Meneely-Kyder is the recipient of two Artist Project Grants from the Connecticut Commission on the Arts, and has received numerous commissions. She is published in the Dictionary of Contemporary Music, edited by John Vinton, and has an entry on her music in the revised edition of Baker's Biographical Dictionary, edited by Nicholas Slonimsky.

“Letter from Italy, 1944”, one of her most significant individual works, was included on the CD Millennium Overture, produced by North/South Recordings, and it was nominated for a Grammy award in 2003. This piece is the seed that inspired Meneely-Kyder’s magnum opus, the oratorio Letter from Italy, 1944, a major two-hour composition that encompasses 24 arias, duets, trios, and choruses in a wide variety of modes and styles. In 2010, the Greater Middletown Chorale received a grant from the New England Foundation for the Arts’ Meet the Composer/New England program. It was at that point that the Greater Middletown Chorale commissioned this sweeping musical drama about her father’s personal battle with Post-Traumatic Stress Disorder (PTSD) and its troubling extension into the world today.

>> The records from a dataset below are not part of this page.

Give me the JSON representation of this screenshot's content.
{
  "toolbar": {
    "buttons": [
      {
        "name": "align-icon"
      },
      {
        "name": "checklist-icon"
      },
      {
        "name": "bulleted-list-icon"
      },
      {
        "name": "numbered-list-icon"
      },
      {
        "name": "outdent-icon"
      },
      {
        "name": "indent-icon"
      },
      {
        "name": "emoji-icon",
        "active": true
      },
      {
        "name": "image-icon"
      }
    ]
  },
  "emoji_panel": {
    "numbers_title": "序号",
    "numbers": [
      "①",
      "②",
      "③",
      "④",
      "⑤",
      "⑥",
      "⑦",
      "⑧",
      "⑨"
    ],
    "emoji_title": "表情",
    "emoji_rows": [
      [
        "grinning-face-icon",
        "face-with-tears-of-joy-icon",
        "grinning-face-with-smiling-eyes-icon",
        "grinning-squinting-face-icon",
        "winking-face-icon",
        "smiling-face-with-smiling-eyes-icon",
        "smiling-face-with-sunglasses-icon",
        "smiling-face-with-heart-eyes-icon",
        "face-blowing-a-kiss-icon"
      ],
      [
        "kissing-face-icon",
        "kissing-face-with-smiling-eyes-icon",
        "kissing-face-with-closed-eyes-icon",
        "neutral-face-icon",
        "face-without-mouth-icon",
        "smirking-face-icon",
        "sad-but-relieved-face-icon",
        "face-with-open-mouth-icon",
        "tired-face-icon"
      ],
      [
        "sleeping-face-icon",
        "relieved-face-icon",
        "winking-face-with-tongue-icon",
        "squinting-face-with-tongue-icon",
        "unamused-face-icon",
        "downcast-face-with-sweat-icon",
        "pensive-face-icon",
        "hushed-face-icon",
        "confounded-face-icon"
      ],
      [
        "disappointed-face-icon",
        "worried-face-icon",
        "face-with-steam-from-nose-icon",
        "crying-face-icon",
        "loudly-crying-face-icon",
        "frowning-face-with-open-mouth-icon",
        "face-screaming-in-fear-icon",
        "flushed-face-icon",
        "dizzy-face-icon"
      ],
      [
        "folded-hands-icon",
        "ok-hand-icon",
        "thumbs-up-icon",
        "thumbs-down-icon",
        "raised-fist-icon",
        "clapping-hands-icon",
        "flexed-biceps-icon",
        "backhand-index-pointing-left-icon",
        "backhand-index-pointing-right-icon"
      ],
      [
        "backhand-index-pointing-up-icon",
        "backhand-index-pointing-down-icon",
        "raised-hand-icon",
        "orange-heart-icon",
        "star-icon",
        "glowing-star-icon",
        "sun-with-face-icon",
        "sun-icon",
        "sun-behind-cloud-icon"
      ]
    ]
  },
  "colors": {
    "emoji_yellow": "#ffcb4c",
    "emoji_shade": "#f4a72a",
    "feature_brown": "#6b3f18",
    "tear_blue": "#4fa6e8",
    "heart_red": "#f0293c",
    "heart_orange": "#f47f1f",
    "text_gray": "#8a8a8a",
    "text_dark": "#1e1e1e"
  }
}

Listen to excerpts from the oratorio

Meneely Cover

The libretto for the oratorio Letter from Italy, 1944 was written by Meneely-Kyder’s sister, noted Connecticut poet Nancy Fitz-Hugh Meneely, who created lyrics describing her father’s life before the war, during the war, and after the war, when he returned home to rejoin his family. The majority of lyrics written during the war were based on the letters that he had written to his wife from Second World War battlefronts in Alaska and Italy. Greater Middletown Chorale’s Artistic Director Joseph D’Eugenio served as editor and collaborator of the work.

The oratorio Letter from Italy, 1944 premiered on April 28, 2013 in The Middletown Performing Arts Center under the baton of Conductor Joseph D’Eugenio. Patricia Schuman, internationally acclaimed Glimmerglass and Metropolitan Opera soprano, and Jack Anthony Pott, Voce and CONCORA tenor, created the starring roles of Delia Meneely and her husband, Dr. John K. Meneely Jr., 10th Mountain Division World War II medic and physician. It was presented with full orchestra in a unique semi-staged production complete with archival 10th Mountain Division projections.

Veterans and members of the medical community as well as general audiences have hailed Sarah Meneely-Kyder's monumental work as a powerful and poignant means of healing and understanding for all those in our nation touched by war. Dr. Neely Bruce, Professor of Music and American Studies at Wesleyan University, termed the new oratorio “brilliant.”